It started on the subway, on her school commute. She was flashed, groped, and, once, ejaculated on. "I invested in a pair of headphones," she reports, "so I wouldn't listen to the things men say to 12-year-old girls on the subway."
Jessica Valenti is a feminist writer, Feministing.com founder, and Guardian columnist. She seems, sometimes, like a factory for news-cycle appropriate takes: A feminist perspective on cheerleaders, a feminist perspective on bras, a feminist perspective on Christmas ("No, I will NOT wrap all the presents."), etc. But sometimes just saying, "This is what happens to me," is more effective than any kind of take, any reaction piece, any analysis of Donald Trump's latest sexist comments. In Sex Object: A Memoir, Jessica Valenti testifies.
"I started seeing dicks so regularly on my school commute — behind newspapers, barely tucked into untucked jeans, or just the head peeking out of sweatpant waistbands — I started to assume every man on the subway was thinking about showing me his penis."
School was no better: One teacher asked her out a few days after graduation. Another traded hugs for better grades. "It never occurred to me that school should be a sanctuary from the bullshit that was happening outside, the catcalls and subway flashers, the gropers and the perverts. This was just what men were like. This is just what being a girl was."

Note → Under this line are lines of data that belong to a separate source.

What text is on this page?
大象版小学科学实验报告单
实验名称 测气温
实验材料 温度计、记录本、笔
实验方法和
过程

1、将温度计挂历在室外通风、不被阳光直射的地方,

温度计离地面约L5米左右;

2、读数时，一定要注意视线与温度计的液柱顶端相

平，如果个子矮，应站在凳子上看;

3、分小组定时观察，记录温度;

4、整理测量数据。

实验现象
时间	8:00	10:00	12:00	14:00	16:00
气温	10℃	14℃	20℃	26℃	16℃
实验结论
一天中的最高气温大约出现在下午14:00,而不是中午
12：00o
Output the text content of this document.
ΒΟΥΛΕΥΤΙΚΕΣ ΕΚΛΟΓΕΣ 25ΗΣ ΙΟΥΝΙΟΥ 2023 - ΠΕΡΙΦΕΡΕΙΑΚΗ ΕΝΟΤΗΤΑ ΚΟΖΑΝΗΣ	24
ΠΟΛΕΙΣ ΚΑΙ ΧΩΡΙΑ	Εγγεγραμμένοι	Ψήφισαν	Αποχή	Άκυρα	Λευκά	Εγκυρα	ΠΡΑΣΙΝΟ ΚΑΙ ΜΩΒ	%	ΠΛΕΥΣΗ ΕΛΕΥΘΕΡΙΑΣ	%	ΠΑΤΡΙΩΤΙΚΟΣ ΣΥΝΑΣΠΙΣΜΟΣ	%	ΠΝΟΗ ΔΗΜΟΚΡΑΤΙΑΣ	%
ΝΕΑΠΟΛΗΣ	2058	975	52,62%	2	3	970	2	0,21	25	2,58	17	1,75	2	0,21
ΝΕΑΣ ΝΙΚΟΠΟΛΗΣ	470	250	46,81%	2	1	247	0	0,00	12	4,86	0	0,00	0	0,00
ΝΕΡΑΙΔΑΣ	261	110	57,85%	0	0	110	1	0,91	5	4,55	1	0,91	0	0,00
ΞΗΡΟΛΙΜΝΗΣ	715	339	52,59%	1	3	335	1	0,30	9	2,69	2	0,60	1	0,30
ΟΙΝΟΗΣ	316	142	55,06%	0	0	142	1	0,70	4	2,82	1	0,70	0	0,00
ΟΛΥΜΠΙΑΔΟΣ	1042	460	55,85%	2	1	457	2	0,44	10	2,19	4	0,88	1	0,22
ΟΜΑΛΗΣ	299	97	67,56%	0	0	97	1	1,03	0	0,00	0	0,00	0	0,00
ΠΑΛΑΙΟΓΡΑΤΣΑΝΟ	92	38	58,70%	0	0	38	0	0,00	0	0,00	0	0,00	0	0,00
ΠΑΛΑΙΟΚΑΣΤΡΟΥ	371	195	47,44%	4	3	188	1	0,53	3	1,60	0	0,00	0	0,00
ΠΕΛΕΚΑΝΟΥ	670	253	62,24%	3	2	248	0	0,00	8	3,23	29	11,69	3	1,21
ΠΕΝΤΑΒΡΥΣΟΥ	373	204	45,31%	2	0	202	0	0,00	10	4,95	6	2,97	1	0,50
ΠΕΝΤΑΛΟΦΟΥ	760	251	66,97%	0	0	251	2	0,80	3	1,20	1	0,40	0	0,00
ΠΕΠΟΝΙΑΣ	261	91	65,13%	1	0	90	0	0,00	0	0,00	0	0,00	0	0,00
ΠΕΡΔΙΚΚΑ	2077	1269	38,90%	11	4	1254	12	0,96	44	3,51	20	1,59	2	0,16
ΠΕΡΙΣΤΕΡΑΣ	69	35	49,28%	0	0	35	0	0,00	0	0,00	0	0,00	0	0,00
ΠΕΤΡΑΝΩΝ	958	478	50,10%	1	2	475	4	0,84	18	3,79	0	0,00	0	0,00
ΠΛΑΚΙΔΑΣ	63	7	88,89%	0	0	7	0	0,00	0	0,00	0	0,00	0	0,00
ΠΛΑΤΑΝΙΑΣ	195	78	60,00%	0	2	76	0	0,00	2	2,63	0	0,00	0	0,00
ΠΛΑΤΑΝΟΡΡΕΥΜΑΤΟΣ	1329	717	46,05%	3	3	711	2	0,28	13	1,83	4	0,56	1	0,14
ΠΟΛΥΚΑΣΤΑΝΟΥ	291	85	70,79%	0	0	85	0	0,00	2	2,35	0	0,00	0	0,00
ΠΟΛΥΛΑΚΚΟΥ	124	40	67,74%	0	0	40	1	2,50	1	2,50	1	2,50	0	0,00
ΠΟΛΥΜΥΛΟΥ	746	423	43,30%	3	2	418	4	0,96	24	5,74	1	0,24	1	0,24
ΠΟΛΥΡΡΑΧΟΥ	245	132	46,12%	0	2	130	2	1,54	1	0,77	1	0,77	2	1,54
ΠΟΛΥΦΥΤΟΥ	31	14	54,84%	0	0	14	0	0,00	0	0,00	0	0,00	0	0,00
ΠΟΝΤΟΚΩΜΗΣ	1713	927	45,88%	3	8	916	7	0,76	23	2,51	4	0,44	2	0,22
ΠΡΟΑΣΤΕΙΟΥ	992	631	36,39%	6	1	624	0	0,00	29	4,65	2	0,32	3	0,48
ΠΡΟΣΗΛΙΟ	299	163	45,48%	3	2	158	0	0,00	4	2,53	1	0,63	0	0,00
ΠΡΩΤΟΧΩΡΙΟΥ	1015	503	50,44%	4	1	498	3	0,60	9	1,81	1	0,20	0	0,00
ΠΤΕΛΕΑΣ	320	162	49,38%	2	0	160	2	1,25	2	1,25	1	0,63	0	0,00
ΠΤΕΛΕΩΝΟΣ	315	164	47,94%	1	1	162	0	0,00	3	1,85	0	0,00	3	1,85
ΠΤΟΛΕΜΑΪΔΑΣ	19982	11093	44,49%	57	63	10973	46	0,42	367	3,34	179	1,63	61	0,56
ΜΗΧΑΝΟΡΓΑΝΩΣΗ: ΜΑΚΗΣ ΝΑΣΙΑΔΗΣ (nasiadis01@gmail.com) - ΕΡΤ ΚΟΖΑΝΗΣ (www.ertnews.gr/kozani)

I read Sex Object while waiting for the police to come to my house to take a statement about yet another thing that made me a little smaller, a little sadder, a little warier. It isn't the individual instances that are crushing: One or two maniacs could be aberrations. Daily harassment works its way into your body as a dull nausea. When it's really bad, the force is cumulative — saturating, inevitable, and exhausting, making the street feel like an essentially hostile place. The guy who catcalls you, the guy who follows you, the guy who gropes you, the guy on the train, all the guys on all the trains consolidate into a single, suffocating weight, a constant invisible presence behind you as you walk home at night.
Sex Object offers little redemption, and none of the familiar bubblegummy positive-thinking strategies that place the onus on women to magically think their way out of being told, on a daily basis, that public spaces are not for them.
It is a relief to read a book on harassment and violence that simply acknowledges, rather than exhorts: "Buck up!" "Lean in!" "Girl power!" These approaches can be useful, as Valenti acknowledges: "This is not just a survival technique but an evangelizing strategy, and a good one at that. But maybe we're doing ourselves a disservice by working so hard to move past what sexism has done to us rather than observe it for a while. Maybe it's okay if we don't want to be inspirational just this once."
Maybe instead of solutions and angles and strategies, there is power in saying, simply, "This is how bad it is."
It is really bad.
Sex Object opens with the subway flashers and closes with a short list of some of the things people online have sent to her over her years of writing about feminism:
"I hope some Mack truck crashes head on into you."
"What you need is a vacation in Afghanistan."
"I hope you perish in a gasoline explosion induced car crash."
"Hope your children will get violently, brutally raped."
Leaning in is not going to fix that.